What’s the difference between die and exit in PHP?

There is no difference between “die” and “exit” in PHP.

These two language constructs do the exact same thing.

Both “exit” and “die” will output a message and then kill the current PHP script.

For example, if you look at the PHP manual for “die”, you will see the following:

exit vs die php

A screenshot from the PHP manual.

This is kind of like using the word “tap” or “faucet”. Both of these words mean the exact same thing.

Why does PHP have “die” and “exit” if there are no differences between them?

This goes back to the origins of PHP.

You see, PHP was heavily influenced by two programming languages called “C” and “Perl”.

In C, the exit() function terminates the calling process. In Perl, the die function raises an exception and exits the process with a failure.

To make things easier for programmers from C and Perl, the creators of PHP decided to incorporate both “exit” and “die” into their language.

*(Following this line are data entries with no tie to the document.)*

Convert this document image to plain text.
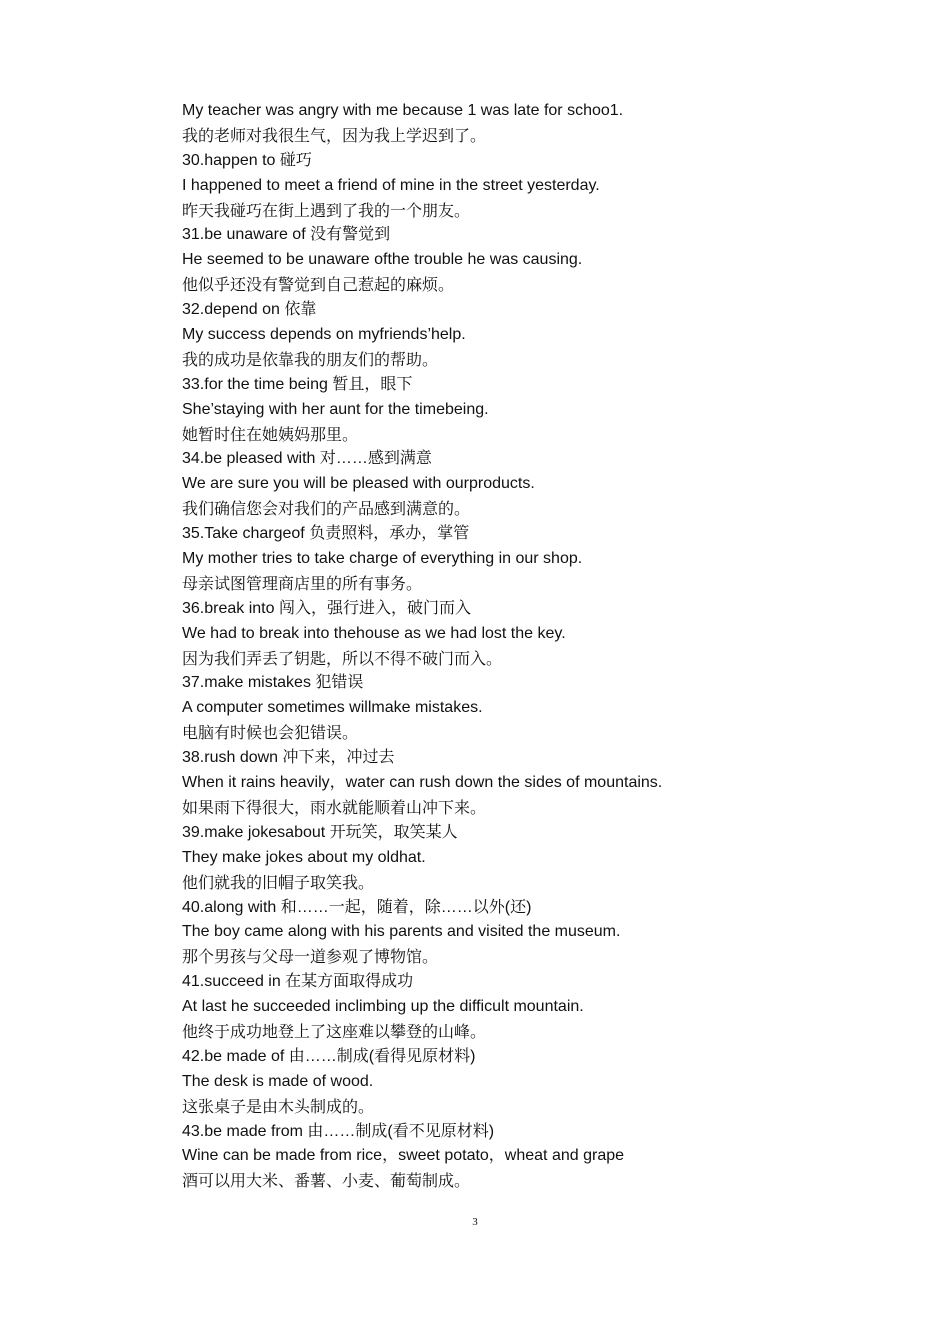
My teacher was angry with me because 1 was late for schoo1.
我的老师对我很生气，因为我上学迟到了。
30.happen to 碰巧
I happened to meet a friend of mine in the street yesterday.
昨天我碰巧在街上遇到了我的一个朋友。
31.be unaware of 没有警觉到
He seemed to be unaware ofthe trouble he was causing.
他似乎还没有警觉到自己惹起的麻烦。
32.depend on 依靠
My success depends on myfriends’help.
我的成功是依靠我的朋友们的帮助。
33.for the time being 暂且，眼下
She’staying with her aunt for the timebeing.
她暂时住在她姨妈那里。
34.be pleased with 对……感到满意
We are sure you will be pleased with ourproducts.
我们确信您会对我们的产品感到满意的。
35.Take chargeof 负责照料，承办，掌管
My mother tries to take charge of everything in our shop.
母亲试图管理商店里的所有事务。
36.break into 闯入，强行进入，破门而入
We had to break into thehouse as we had lost the key.
因为我们弄丢了钥匙，所以不得不破门而入。
37.make mistakes 犯错误
A computer sometimes willmake mistakes.
电脑有时候也会犯错误。
38.rush down 冲下来，冲过去
When it rains heavily，water can rush down the sides of mountains.
如果雨下得很大，雨水就能顺着山冲下来。
39.make jokesabout 开玩笑，取笑某人
They make jokes about my oldhat.
他们就我的旧帽子取笑我。
40.along with 和……一起，随着，除……以外(还)
The boy came along with his parents and visited the museum.
那个男孩与父母一道参观了博物馆。
41.succeed in 在某方面取得成功
At last he succeeded inclimbing up the difficult mountain.
他终于成功地登上了这座难以攀登的山峰。
42.be made of 由……制成(看得见原材料)
The desk is made of wood.
这张桌子是由木头制成的。
43.be made from 由……制成(看不见原材料)
Wine can be made from rice，sweet potato，wheat and grape
酒可以用大米、番薯、小麦、葡萄制成。
3
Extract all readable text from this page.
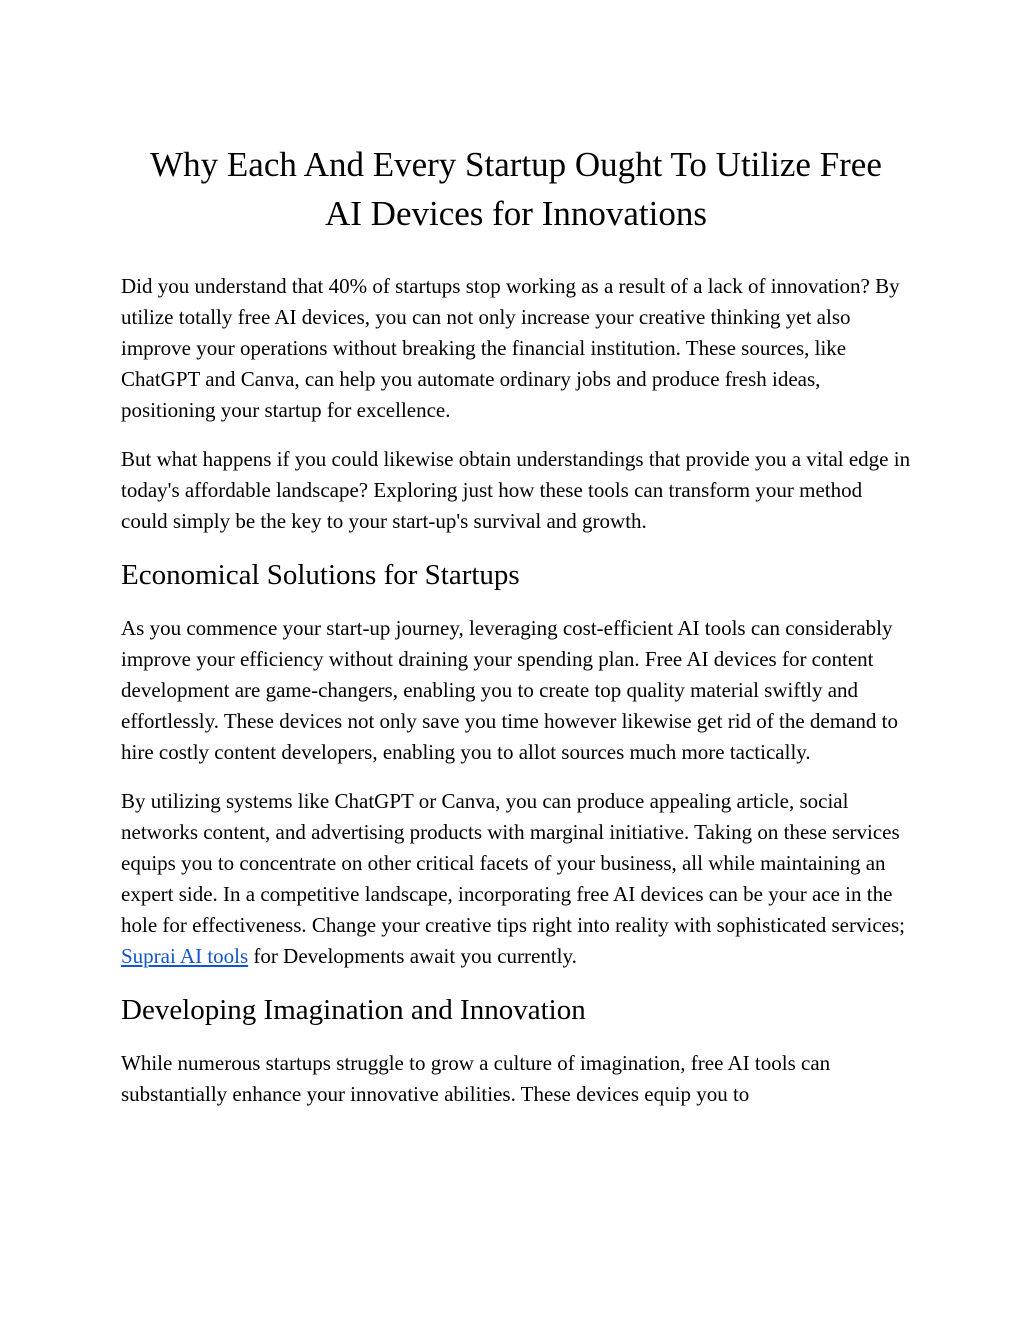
Why Each And Every Startup Ought To Utilize Free
AI Devices for Innovations

Did you understand that 40% of startups stop working as a result of a lack of innovation? By utilize totally free AI devices, you can not only increase your creative thinking yet also improve your operations without breaking the financial institution. These sources, like ChatGPT and Canva, can help you automate ordinary jobs and produce fresh ideas, positioning your startup for excellence.

But what happens if you could likewise obtain understandings that provide you a vital edge in today's affordable landscape? Exploring just how these tools can transform your method could simply be the key to your start-up's survival and growth.

Economical Solutions for Startups

As you commence your start-up journey, leveraging cost-efficient AI tools can considerably improve your efficiency without draining your spending plan. Free AI devices for content development are game-changers, enabling you to create top quality material swiftly and effortlessly. These devices not only save you time however likewise get rid of the demand to hire costly content developers, enabling you to allot sources much more tactically.

By utilizing systems like ChatGPT or Canva, you can produce appealing article, social networks content, and advertising products with marginal initiative. Taking on these services equips you to concentrate on other critical facets of your business, all while maintaining an expert side. In a competitive landscape, incorporating free AI devices can be your ace in the hole for effectiveness. Change your creative tips right into reality with sophisticated services; Suprai AI tools for Developments await you currently.

Developing Imagination and Innovation

While numerous startups struggle to grow a culture of imagination, free AI tools can substantially enhance your innovative abilities. These devices equip you to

Basically, they were trying to make their language more welcoming.

Aliases.

In certain cases, function names and language constructs can share the exact same name.

In the world of computing, we call them aliases.

For example, the function sizeof does the exact same thing as count.

Think of it like an email forward. When an employee leaves a company, that company will often forward their emails to one of their colleagues.

The developers behind PHP will sometimes “forward” older functions onto newer and better alternatives.

Aliases allow programmers to use whichever name they are comfortable with.

They also give the developers of PHP the ability to remove older functions without breaking things.

For example, in PHP 7.1.0, the function rand became an alias of mt_rand. This is because mt_rand uses a better randomization algorithm.

The algorithm behind the original rand function is flawed. As a result, the PHP team decided to turn it into an alias of mt_rand.

That way, they were able to remove rand without actually removing it.